First things to do are get AAA membership with towing, the car is old and you can't do repairs on the side of the road. Then find a good independent shop, one that has experience with hybrids would be good. New brake fluid is never a bad idea but will cost a few hundred to do it right. The car should not leak any fluids, that is a sign of issues. Axles with torn boots should get replaced or have the boots replaced. Otherwise you might really need the towing thing. A quart of oil every 1K is high but is it burning or leaking? Get in the habit of checking oil level every other fill up. If you don't know what has been done in the last 50K plan for an inverter coolant pump, and maybe one or both of the batteries.
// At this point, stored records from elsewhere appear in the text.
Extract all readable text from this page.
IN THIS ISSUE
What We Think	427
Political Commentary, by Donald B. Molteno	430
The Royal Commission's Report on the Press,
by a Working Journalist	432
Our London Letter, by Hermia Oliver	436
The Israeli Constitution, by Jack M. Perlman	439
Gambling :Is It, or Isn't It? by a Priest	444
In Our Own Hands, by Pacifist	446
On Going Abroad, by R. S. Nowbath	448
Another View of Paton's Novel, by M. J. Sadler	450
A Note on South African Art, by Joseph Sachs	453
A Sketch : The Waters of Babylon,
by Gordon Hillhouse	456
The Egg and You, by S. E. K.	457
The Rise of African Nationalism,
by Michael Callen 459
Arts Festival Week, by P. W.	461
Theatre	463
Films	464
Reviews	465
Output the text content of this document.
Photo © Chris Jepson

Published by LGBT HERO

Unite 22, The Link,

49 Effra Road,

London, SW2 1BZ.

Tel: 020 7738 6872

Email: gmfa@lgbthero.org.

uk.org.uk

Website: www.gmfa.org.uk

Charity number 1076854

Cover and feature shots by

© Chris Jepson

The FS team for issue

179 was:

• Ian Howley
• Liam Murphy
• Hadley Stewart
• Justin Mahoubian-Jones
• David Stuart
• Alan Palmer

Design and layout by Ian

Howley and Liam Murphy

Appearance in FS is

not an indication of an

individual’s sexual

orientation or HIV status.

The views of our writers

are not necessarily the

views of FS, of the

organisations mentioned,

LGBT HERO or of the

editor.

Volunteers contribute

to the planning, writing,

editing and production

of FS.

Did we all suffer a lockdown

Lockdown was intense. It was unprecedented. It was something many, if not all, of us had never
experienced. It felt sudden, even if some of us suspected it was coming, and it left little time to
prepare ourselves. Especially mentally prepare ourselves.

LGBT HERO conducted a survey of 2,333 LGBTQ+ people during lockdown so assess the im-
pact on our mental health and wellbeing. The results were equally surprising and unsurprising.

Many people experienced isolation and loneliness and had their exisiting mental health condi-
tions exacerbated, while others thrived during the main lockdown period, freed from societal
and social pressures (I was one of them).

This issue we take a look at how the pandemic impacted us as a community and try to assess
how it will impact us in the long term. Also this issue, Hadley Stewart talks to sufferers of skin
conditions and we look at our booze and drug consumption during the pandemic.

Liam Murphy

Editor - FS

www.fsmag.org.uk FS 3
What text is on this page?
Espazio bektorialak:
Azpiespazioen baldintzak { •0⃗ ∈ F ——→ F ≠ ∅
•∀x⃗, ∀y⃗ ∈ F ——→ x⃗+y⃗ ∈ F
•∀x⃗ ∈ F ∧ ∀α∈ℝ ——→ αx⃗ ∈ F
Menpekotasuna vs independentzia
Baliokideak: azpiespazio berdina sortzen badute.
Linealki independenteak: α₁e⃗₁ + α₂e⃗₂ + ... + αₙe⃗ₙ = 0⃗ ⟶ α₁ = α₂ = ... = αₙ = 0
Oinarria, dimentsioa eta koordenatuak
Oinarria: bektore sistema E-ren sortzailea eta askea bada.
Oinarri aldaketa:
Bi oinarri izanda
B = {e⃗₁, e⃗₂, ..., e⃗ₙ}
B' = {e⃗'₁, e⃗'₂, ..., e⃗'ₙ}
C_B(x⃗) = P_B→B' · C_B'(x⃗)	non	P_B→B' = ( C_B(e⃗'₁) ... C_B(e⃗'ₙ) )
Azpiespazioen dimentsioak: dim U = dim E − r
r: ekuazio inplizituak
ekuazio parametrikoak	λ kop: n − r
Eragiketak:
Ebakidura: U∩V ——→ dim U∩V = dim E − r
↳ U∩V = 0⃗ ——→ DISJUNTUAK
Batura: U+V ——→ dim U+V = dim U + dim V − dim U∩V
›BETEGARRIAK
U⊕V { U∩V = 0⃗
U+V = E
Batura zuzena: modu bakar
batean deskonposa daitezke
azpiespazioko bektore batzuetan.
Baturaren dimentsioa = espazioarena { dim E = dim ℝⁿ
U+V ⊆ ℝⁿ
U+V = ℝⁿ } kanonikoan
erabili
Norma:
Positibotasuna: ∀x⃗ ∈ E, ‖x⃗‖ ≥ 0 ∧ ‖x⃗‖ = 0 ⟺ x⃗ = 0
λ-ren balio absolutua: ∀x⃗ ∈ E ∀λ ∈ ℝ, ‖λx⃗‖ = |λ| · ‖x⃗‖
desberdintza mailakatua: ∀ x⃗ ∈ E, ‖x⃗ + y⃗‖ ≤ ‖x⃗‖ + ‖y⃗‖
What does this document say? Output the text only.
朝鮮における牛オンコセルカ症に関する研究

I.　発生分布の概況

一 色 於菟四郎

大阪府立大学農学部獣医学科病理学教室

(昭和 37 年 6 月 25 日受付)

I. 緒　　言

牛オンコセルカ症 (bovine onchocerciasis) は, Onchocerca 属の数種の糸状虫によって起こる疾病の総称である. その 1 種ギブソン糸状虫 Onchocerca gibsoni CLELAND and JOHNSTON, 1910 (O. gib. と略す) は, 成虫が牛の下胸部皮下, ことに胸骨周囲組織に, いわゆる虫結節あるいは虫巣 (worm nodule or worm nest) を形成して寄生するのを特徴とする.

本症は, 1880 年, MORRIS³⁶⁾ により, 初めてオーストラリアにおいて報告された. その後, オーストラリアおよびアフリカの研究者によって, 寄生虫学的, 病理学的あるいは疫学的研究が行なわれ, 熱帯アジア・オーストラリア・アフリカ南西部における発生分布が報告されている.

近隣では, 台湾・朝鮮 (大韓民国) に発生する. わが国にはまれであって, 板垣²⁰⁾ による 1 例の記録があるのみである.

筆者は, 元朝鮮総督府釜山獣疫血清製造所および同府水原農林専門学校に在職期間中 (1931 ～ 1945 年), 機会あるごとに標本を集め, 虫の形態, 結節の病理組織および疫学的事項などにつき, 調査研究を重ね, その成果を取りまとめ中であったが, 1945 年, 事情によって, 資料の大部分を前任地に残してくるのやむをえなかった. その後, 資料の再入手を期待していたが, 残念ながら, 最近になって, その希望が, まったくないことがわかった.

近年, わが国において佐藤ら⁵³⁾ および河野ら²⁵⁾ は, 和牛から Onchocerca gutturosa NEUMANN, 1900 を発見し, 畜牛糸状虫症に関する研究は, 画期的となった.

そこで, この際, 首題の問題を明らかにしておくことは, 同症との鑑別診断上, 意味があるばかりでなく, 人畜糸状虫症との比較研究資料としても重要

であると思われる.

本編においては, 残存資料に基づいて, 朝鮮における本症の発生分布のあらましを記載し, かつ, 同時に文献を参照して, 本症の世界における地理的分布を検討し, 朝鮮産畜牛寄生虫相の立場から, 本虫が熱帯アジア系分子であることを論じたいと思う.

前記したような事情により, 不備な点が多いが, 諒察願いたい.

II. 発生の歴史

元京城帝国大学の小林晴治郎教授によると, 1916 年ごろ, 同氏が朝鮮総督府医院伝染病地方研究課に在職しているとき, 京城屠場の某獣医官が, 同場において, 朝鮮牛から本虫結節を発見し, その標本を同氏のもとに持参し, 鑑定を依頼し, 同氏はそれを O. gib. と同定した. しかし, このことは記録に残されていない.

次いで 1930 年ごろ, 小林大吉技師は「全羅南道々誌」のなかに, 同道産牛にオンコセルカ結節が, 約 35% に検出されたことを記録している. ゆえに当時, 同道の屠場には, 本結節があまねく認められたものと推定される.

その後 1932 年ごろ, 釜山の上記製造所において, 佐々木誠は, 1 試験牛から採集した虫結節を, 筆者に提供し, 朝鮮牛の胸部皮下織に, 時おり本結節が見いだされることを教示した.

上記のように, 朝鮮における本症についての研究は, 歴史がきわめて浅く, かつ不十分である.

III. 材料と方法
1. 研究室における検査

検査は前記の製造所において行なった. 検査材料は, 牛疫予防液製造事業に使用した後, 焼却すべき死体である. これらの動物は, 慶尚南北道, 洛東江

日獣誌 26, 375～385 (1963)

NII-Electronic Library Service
Last thing, spend lots of time reading on this forum. There is a lot of useless stuff but hidden in the useless is some really relevant information and knowledge is important.
Use a slow engine cleaner like Auto-RX. It might fix the oil burning issue. After that do the 3k oil change with Valvoline R & P. It might free up the rings (if that was causing it). Mine used i think 1/4 qt between roughly 3k oil change. Running Auto-RX now. 1K later, oil level hasn't dropped. Hopefully it will fix it. What i did so far on my 2009 with 150k is as below. I might be missing some items. 1. All fluids and filters. 2. Spark plugs 3. PCV valve <- This can cause oil consumption. 4. Tires and TPMS sensors. 5. Brake actuator and brake fluid along with it. 6. Clock spring. Not all buttons on steering were working 7. MFD - Loose solder. Bought a used one. Need to replace. 8. Inverter coolant pump - This failed and threw a code 9. Mechanical water pump - Changed as PM 10. Serpentine belt. 11. Re-lubed brakes. 12. Cleaned the hybrid battery filter. Brake actuator was the most expensive one and then the tires. Now the CAT efficiency code is popping up. P0420. I am thinking that the burning oil caused it.